The legacy model of professional clinical hypnosis training presents a restrictive frame increasingly incompatible with our evolving understanding of psychobiology, health, and care. Emerging science recognizes human experience not as disease and diagnosis, but as manifestations of individual, uniquely-endowed, adaptively self-regulating systems. Hypnosis is a particularly well-suited discipline for effecting beneficial change in this paradigm. Training in clinical hypnosis must progress from the current linearly-structured, diagnosis-based, reductionist model toward a more responsive, naturalistic, and client-centered curriculum in order to remain relevant and accessible to clinicians beginning to integrate it into their practices. To that end, this article extends Hope and Sugarman’s (2015) thesis of hypnosis as a skill set for systemic perturbation and reorientation to consider what those skills may be, the principles on which they are based, and how they may be taught. Parsing a clinical vignette reveals how incorporation of novelty and uncertainty results in less restrictive and more naturalistic hypnotic encounters that, in response to client-generated cues, elicit psychophysiological plasticity. This disruptive hypnosis education and training framework extends the utility and benefit of applied clinical hypnosis.

Notes

1. In this article, compound words such as neurobiological, psychophysiological, and neurophysiological, which are commonly used to refer to the inclusive integration of many human systems, are used here interchangeably. While it can be argued that there are important and nuanced differences in meaning between these compound terms, those are beyond the scope of this article. All of these can probably be subsumed into the most inclusive and simplest term: mind.

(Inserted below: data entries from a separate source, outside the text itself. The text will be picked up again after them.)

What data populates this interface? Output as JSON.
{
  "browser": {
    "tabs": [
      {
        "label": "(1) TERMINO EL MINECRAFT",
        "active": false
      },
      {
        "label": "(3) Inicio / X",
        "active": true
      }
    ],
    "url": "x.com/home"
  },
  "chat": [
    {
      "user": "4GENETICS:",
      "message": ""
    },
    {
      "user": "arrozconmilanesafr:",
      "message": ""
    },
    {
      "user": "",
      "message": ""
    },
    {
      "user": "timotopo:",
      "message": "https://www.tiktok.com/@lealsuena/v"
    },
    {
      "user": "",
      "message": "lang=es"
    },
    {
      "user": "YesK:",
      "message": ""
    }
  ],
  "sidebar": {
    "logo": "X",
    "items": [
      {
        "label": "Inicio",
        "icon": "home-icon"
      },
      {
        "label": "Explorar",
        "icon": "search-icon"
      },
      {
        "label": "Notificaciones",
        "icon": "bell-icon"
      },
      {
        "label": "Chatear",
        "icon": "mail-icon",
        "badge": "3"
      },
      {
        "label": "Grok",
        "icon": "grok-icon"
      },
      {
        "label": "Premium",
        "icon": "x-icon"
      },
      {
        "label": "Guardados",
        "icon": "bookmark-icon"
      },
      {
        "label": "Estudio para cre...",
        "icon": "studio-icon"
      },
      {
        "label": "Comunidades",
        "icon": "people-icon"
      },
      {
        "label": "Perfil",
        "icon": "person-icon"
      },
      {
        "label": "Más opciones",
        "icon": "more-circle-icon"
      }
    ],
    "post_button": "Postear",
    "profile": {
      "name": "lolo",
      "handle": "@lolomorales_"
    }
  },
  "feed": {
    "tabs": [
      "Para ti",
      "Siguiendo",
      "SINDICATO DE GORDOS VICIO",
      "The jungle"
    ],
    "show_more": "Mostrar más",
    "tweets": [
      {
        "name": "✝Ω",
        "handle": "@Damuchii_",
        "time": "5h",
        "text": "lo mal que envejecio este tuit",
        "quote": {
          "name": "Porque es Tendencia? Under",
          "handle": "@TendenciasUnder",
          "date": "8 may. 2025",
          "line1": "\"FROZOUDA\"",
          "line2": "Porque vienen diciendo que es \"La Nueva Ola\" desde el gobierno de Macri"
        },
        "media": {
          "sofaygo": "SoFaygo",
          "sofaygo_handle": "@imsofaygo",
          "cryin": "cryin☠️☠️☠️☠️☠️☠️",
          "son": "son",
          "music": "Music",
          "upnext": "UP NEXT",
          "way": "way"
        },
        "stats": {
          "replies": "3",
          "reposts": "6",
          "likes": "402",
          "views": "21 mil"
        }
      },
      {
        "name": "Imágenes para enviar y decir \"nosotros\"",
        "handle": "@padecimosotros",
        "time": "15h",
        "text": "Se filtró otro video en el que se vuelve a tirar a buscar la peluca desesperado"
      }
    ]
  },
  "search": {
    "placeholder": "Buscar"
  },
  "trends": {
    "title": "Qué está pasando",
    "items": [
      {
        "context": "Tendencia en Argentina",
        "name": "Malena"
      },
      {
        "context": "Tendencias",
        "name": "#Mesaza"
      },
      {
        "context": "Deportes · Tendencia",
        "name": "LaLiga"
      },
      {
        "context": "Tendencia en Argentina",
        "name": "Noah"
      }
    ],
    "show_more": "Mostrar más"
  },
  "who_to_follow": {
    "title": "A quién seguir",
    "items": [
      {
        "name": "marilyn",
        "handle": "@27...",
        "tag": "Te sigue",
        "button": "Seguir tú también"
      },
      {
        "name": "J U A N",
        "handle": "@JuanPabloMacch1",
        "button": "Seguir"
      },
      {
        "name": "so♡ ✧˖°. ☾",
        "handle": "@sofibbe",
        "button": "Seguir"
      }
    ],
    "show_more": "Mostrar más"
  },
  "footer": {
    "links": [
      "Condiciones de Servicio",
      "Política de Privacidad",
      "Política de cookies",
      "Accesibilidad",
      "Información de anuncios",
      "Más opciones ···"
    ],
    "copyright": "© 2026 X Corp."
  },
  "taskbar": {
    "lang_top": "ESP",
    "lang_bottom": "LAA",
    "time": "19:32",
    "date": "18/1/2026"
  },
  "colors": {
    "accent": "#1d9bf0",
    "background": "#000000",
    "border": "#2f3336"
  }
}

2. Rossi’s Four-Stage Creative Process is a chronobiologically-based (90–120-minute ultradian period) model for the progression of psychobiological change. Each stage ([1] data collection/sensations, [2] incubation/feeling, [3] illumination/intuition, [4] verification/thinking) in succession maps onto psychobiological rhythms from mind to gene expression and brain plasticity, which project onto changing experiences and behaviors. In this way, the model has utility—both in research and clinical settings—for understanding how people change their minds.

3. While such protocols have necessarily been the basis for much hypnosis research, it follows from our premise that results of this research have limited ecological validity.

4. In this context, we are referring to regression as a lifelong capacity for youthful creative adaptability and not manipulating a client to experience a younger age or memory.